Les plus récents comme les plus vieux
Un court dérèglement de tous les sens (1)

With a little help from my phantom friend

    
dans un immeuble splendidement haussmannien, non loin du Palais Royal, Paris, hier matin
         
P3220067
L'homme est plongé dans sa lecture. Il se tient très droit, l'air un peu austère et concentré. C'est sans doute volontaire. Nous sommes dans la salle d'attente d'un cabinet de radiographies, échographies et scannages en tout genre du corps humain, que l'on tente de nos jours de photographier de l'intérieur dés lors qu'il va mal, ou même, luxe inouï, pour vérifier qu'il n'est pas sur la pente d'un tourment majeur encore silencieux.
   
Ca n'incite pas à l'hilarité, ni aux discussions impromptues avec son voisin de chaise. Tout au plus à causer à une parente, ce que fait une belle USaméricaine assise à ma droite et qui en attendant qu'on l'appelle pour examen médical glisse à son téléfonino des confidences qui n'en sont plus. Croit-elle que les autochtones ne parlent pas sa langue ou est-elle à ce point insoucieuse de partager son intimité ?
    
Le patient lecteur est le roi du silence, seul l'appel de son nom le sortira du texte dans lequel il s'est plongé. Je le devine d'abord, avant même d'entrevoir sur la couverture 5 lettres qui me sont familières, constituent à elles seules une explication de son absence au monde, et font bondir mon coeur d'une petite joie toute intérieure :
      
W  O  O  L  F.
 
   
Je suis située trop loin de lui, et même si je sais qu'à sa place un regard des plus scrutateurs me demeurerait invisible, je n'ose pas le fixer si longtemps que je parvienne à deviner le titre qu'une de ses mains cache en partie.

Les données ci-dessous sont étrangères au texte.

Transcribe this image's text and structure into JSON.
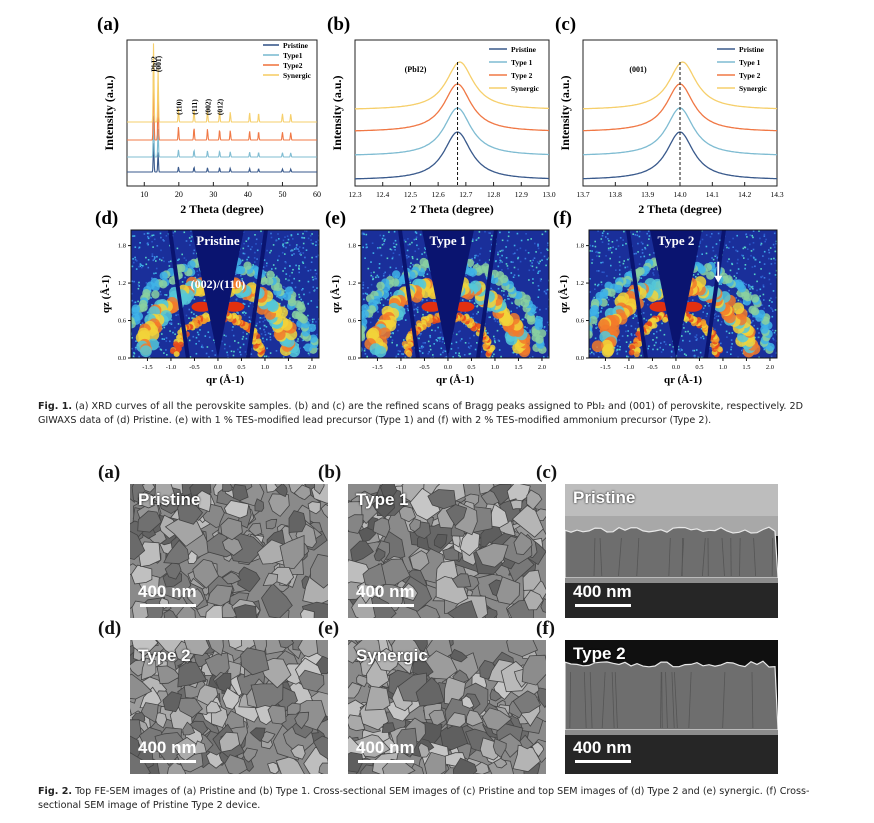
{
  "fig1": {
    "panel_labels": [
      "(a)",
      "(b)",
      "(c)",
      "(d)",
      "(e)",
      "(f)"
    ],
    "chart_data": [
      {
        "type": "line",
        "panel": "(a)",
        "xlabel": "2 Theta (degree)",
        "ylabel": "Intensity (a.u.)",
        "xlim": [
          5,
          60
        ],
        "xticks": [
          "10",
          "20",
          "30",
          "40",
          "50",
          "60"
        ],
        "legend": [
          "Pristine",
          "Type1",
          "Type2",
          "Synergic"
        ],
        "legend_position": "top-right",
        "peak_labels": [
          "PbI2",
          "(001)",
          "(110)",
          "(111)",
          "(002)",
          "(012)"
        ],
        "peaks_2theta": [
          12.7,
          14.0,
          19.9,
          24.4,
          28.3,
          31.8,
          34.9,
          40.5,
          43.1,
          50.0,
          52.4
        ],
        "series": [
          {
            "name": "Pristine",
            "color": "#3a5a8c"
          },
          {
            "name": "Type1",
            "color": "#7fbcd2"
          },
          {
            "name": "Type2",
            "color": "#f07845"
          },
          {
            "name": "Synergic",
            "color": "#f6cf6b"
          }
        ]
      },
      {
        "type": "line",
        "panel": "(b)",
        "xlabel": "2 Theta (degree)",
        "ylabel": "Intensity (a.u.)",
        "xlim": [
          12.3,
          13.0
        ],
        "xticks": [
          "12.3",
          "12.4",
          "12.5",
          "12.6",
          "12.7",
          "12.8",
          "12.9",
          "13.0"
        ],
        "legend": [
          "Pristine",
          "Type 1",
          "Type 2",
          "Synergic"
        ],
        "annotation": "(PbI2)",
        "peak_center": 12.67,
        "series": [
          {
            "name": "Pristine",
            "color": "#3a5a8c"
          },
          {
            "name": "Type 1",
            "color": "#7fbcd2"
          },
          {
            "name": "Type 2",
            "color": "#f07845"
          },
          {
            "name": "Synergic",
            "color": "#f6cf6b"
          }
        ]
      },
      {
        "type": "line",
        "panel": "(c)",
        "xlabel": "2 Theta (degree)",
        "ylabel": "Intensity (a.u.)",
        "xlim": [
          13.7,
          14.3
        ],
        "xticks": [
          "13.7",
          "13.8",
          "13.9",
          "14.0",
          "14.1",
          "14.2",
          "14.3"
        ],
        "legend": [
          "Pristine",
          "Type 1",
          "Type 2",
          "Synergic"
        ],
        "annotation": "(001)",
        "peak_center": 14.0,
        "series": [
          {
            "name": "Pristine",
            "color": "#3a5a8c"
          },
          {
            "name": "Type 1",
            "color": "#7fbcd2"
          },
          {
            "name": "Type 2",
            "color": "#f07845"
          },
          {
            "name": "Synergic",
            "color": "#f6cf6b"
          }
        ]
      },
      {
        "type": "heatmap",
        "panel": "(d)",
        "title": "Pristine",
        "annotation": "(002)/(110)",
        "xlabel": "qr (Å-1)",
        "ylabel": "qz (Å-1)",
        "xticks": [
          "-1.5",
          "-1.0",
          "-0.5",
          "0.0",
          "0.5",
          "1.0",
          "1.5",
          "2.0"
        ],
        "yticks": [
          "0.0",
          "0.6",
          "1.2",
          "1.8"
        ]
      },
      {
        "type": "heatmap",
        "panel": "(e)",
        "title": "Type 1",
        "xlabel": "qr (Å-1)",
        "ylabel": "qz (Å-1)",
        "xticks": [
          "-1.5",
          "-1.0",
          "-0.5",
          "0.0",
          "0.5",
          "1.0",
          "1.5",
          "2.0"
        ],
        "yticks": [
          "0.0",
          "0.6",
          "1.2",
          "1.8"
        ]
      },
      {
        "type": "heatmap",
        "panel": "(f)",
        "title": "Type 2",
        "xlabel": "qr (Å-1)",
        "ylabel": "qz (Å-1)",
        "xticks": [
          "-1.5",
          "-1.0",
          "-0.5",
          "0.0",
          "0.5",
          "1.0",
          "1.5",
          "2.0"
        ],
        "yticks": [
          "0.0",
          "0.6",
          "1.2",
          "1.8"
        ]
      }
    ],
    "caption_label": "Fig. 1.",
    "caption_text": "(a) XRD curves of all the perovskite samples. (b) and (c) are the refined scans of Bragg peaks assigned to PbI₂ and (001) of perovskite, respectively. 2D GIWAXS data of (d) Pristine. (e) with 1 % TES-modified lead precursor (Type 1) and (f) with 2 % TES-modified ammonium precursor (Type 2)."
  },
  "fig2": {
    "panels": [
      {
        "label": "(a)",
        "name": "Pristine",
        "scale": "400 nm"
      },
      {
        "label": "(b)",
        "name": "Type 1",
        "scale": "400 nm"
      },
      {
        "label": "(c)",
        "name": "Pristine",
        "scale": "400 nm"
      },
      {
        "label": "(d)",
        "name": "Type 2",
        "scale": "400 nm"
      },
      {
        "label": "(e)",
        "name": "Synergic",
        "scale": "400 nm"
      },
      {
        "label": "(f)",
        "name": "Type 2",
        "scale": "400 nm"
      }
    ],
    "caption_label": "Fig. 2.",
    "caption_text": "Top FE-SEM images of (a) Pristine and (b) Type 1. Cross-sectional SEM images of (c) Pristine and top SEM images of (d) Type 2 and (e) synergic. (f) Cross-sectional SEM image of Pristine Type 2 device."
  }
}
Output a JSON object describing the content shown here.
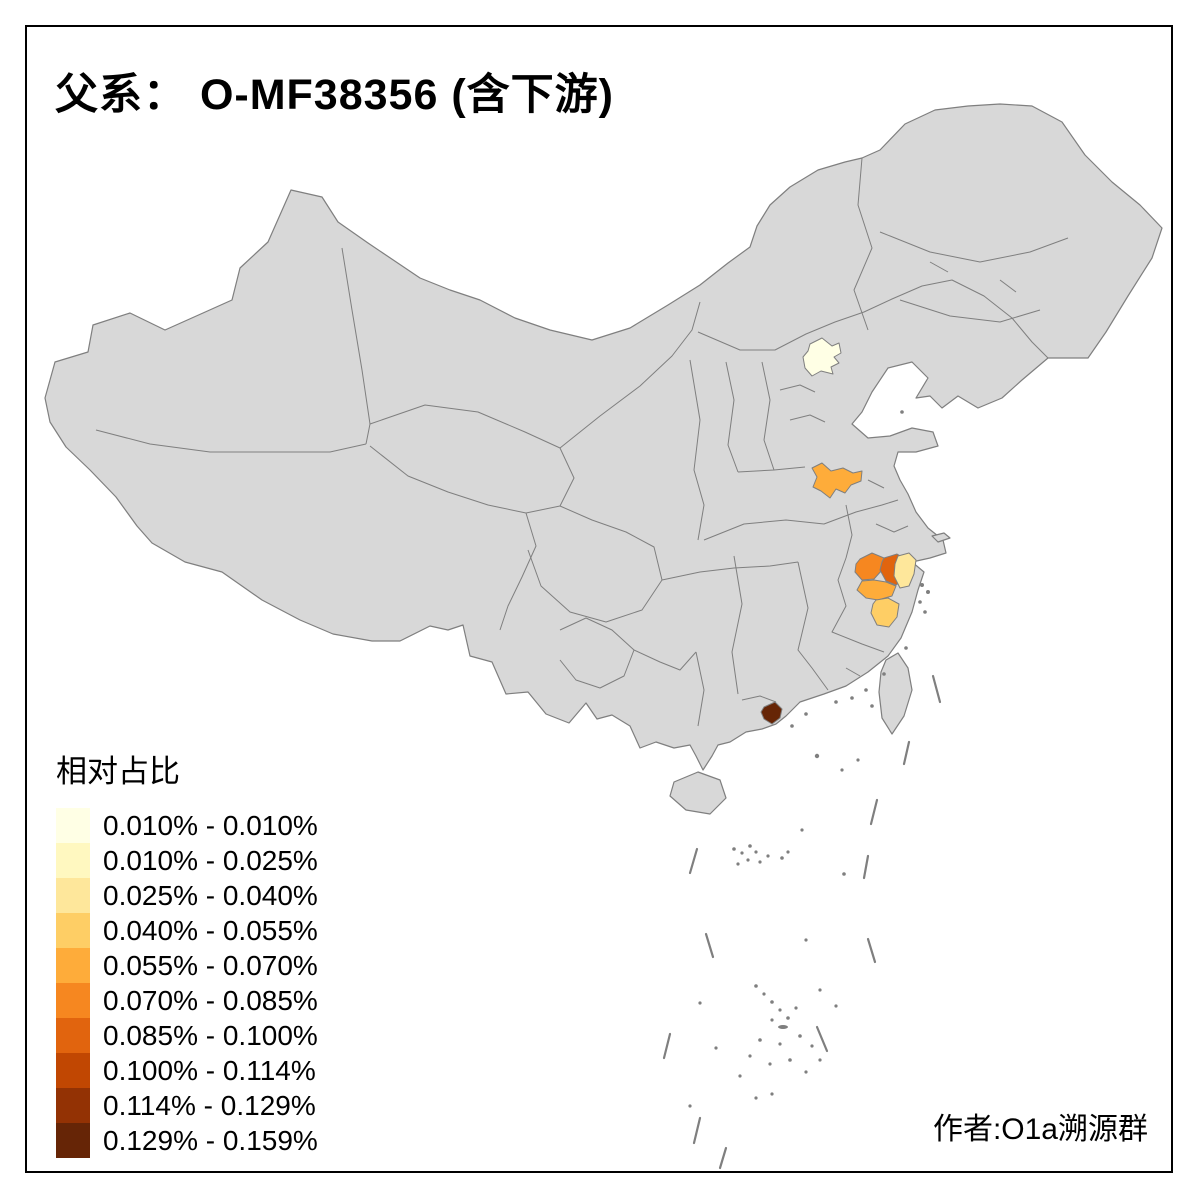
{
  "title": "父系： O-MF38356 (含下游)",
  "attribution": "作者:O1a溯源群",
  "legend": {
    "title": "相对占比",
    "items": [
      {
        "label": "0.010% - 0.010%",
        "color": "#FFFFE5"
      },
      {
        "label": "0.010% - 0.025%",
        "color": "#FFF8C0"
      },
      {
        "label": "0.025% - 0.040%",
        "color": "#FEE79B"
      },
      {
        "label": "0.040% - 0.055%",
        "color": "#FECE65"
      },
      {
        "label": "0.055% - 0.070%",
        "color": "#FEAC3A"
      },
      {
        "label": "0.070% - 0.085%",
        "color": "#F68720"
      },
      {
        "label": "0.085% - 0.100%",
        "color": "#E1640E"
      },
      {
        "label": "0.100% - 0.114%",
        "color": "#C14702"
      },
      {
        "label": "0.114% - 0.129%",
        "color": "#933204"
      },
      {
        "label": "0.129% - 0.159%",
        "color": "#662506"
      }
    ]
  },
  "map": {
    "land_fill": "#D8D8D8",
    "border_color": "#7F7F7F",
    "background": "#FFFFFF",
    "frame_color": "#000000",
    "regions": [
      {
        "id": "region-north-beijing-area",
        "value_range": "0.010% - 0.010%",
        "color": "#FFFFE5"
      },
      {
        "id": "region-southwest-shandong",
        "value_range": "0.055% - 0.070%",
        "color": "#FEAC3A"
      },
      {
        "id": "region-delta-northwest",
        "value_range": "0.070% - 0.085%",
        "color": "#F68720"
      },
      {
        "id": "region-delta-center",
        "value_range": "0.085% - 0.100%",
        "color": "#E1640E"
      },
      {
        "id": "region-delta-south",
        "value_range": "0.055% - 0.070%",
        "color": "#FEAC3A"
      },
      {
        "id": "region-delta-east-coast",
        "value_range": "0.025% - 0.040%",
        "color": "#FEE79B"
      },
      {
        "id": "region-zhejiang-coast-south",
        "value_range": "0.040% - 0.055%",
        "color": "#FECE65"
      },
      {
        "id": "region-pearl-delta",
        "value_range": "0.129% - 0.159%",
        "color": "#662506"
      }
    ]
  }
}
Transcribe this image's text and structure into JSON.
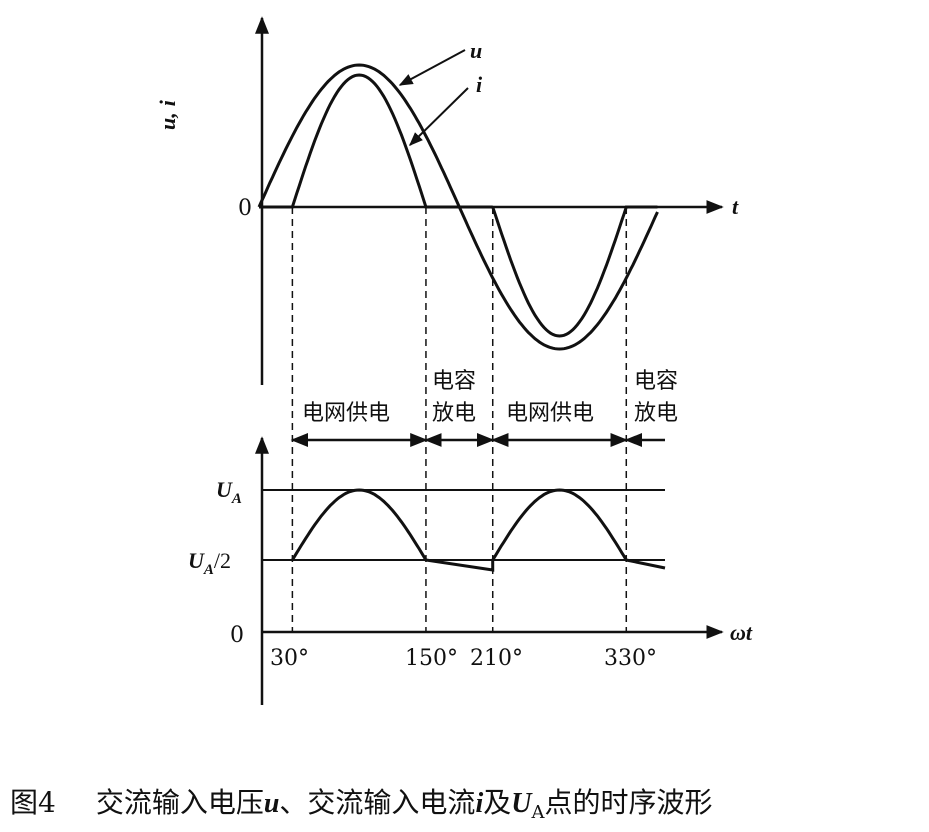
{
  "top_plot": {
    "axis_label": [
      "u",
      "i"
    ],
    "axis_separator": ",",
    "origin": "0",
    "x_axis": "t",
    "curve_labels": {
      "u": "u",
      "i": "i"
    }
  },
  "intervals": [
    {
      "lines": [
        "电网供电"
      ]
    },
    {
      "lines": [
        "电容",
        "放电"
      ]
    },
    {
      "lines": [
        "电网供电"
      ]
    },
    {
      "lines": [
        "电容",
        "放电"
      ]
    }
  ],
  "bottom_plot": {
    "levels": [
      {
        "main": "U",
        "sub": "A",
        "suffix": ""
      },
      {
        "main": "U",
        "sub": "A",
        "suffix": "/2"
      }
    ],
    "origin": "0",
    "x_axis": {
      "symbol": "ω",
      "var": "t"
    },
    "angles": [
      "30°",
      "150°",
      "210°",
      "330°"
    ]
  },
  "caption": {
    "number": "图4",
    "parts": [
      "交流输入电压",
      "u",
      "、交流输入电流",
      "i",
      "及",
      "U",
      "A",
      "点的时序波形"
    ]
  }
}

Je reconnais en revanche sans effort la photo de couverture, qui m'est tant aimée (1).
   
Je viens de subir une première investigation pour moi un peu douloureuse et sur laquelle je n'ai eu aucun commentaire. J'attends la suivante puis l'éventuelle sentence. Ce n'est pas d'inquiétude qu'il s'agit, mais plutôt d'organisation ; trop de chagrins, de tourments et de lassitude des combats perdus m'ont rendue indifférente à ma vie quotidienne fors la présence de Stéphanot qui m'incite à durer.
La question est donc de savoir si les prochains mois pourront enfin être consacrés de mon mieux au travail, ou s'ils devront une fois de plus se partager entre bureau, trajets et salles d'attentes, diagnostics et traitements.
    
Dans cet interstice de temps suspendu, la présence en ces lieux de l'image de mon fantôme préféré se transforme soudain en signe d'encouragement, comme une ironique et charmante menace, j'entends sa voix aux respirations scandées me souffler en pur anglais tu ne crois quand même pas t'en tirer à si bon compte, tu devras bosser, et dur, avant de succomber. Je lui réponds en silence et V.O., OK petite mère en chef, message reçu, you're the one who knows, mais tu crois pas un peu que c'est l'hôpital qui se moque de la charité.
         
   
As I heard her matchless laugh, the doctor call my name. Je pars alors sans appréhension exposer une bribe de mon corps à l'indiscrète machine.
Les résultats seront bons.
       
En regagnant ma place avant qu'on ne me m'en fasse la communication écrite et officielle, je glisse un coup d'oeil vers la photo amie, OK you win, I've gota work. J'entrevois alors l'ombre d'un sourire qui sur le négatif ne figurait pas.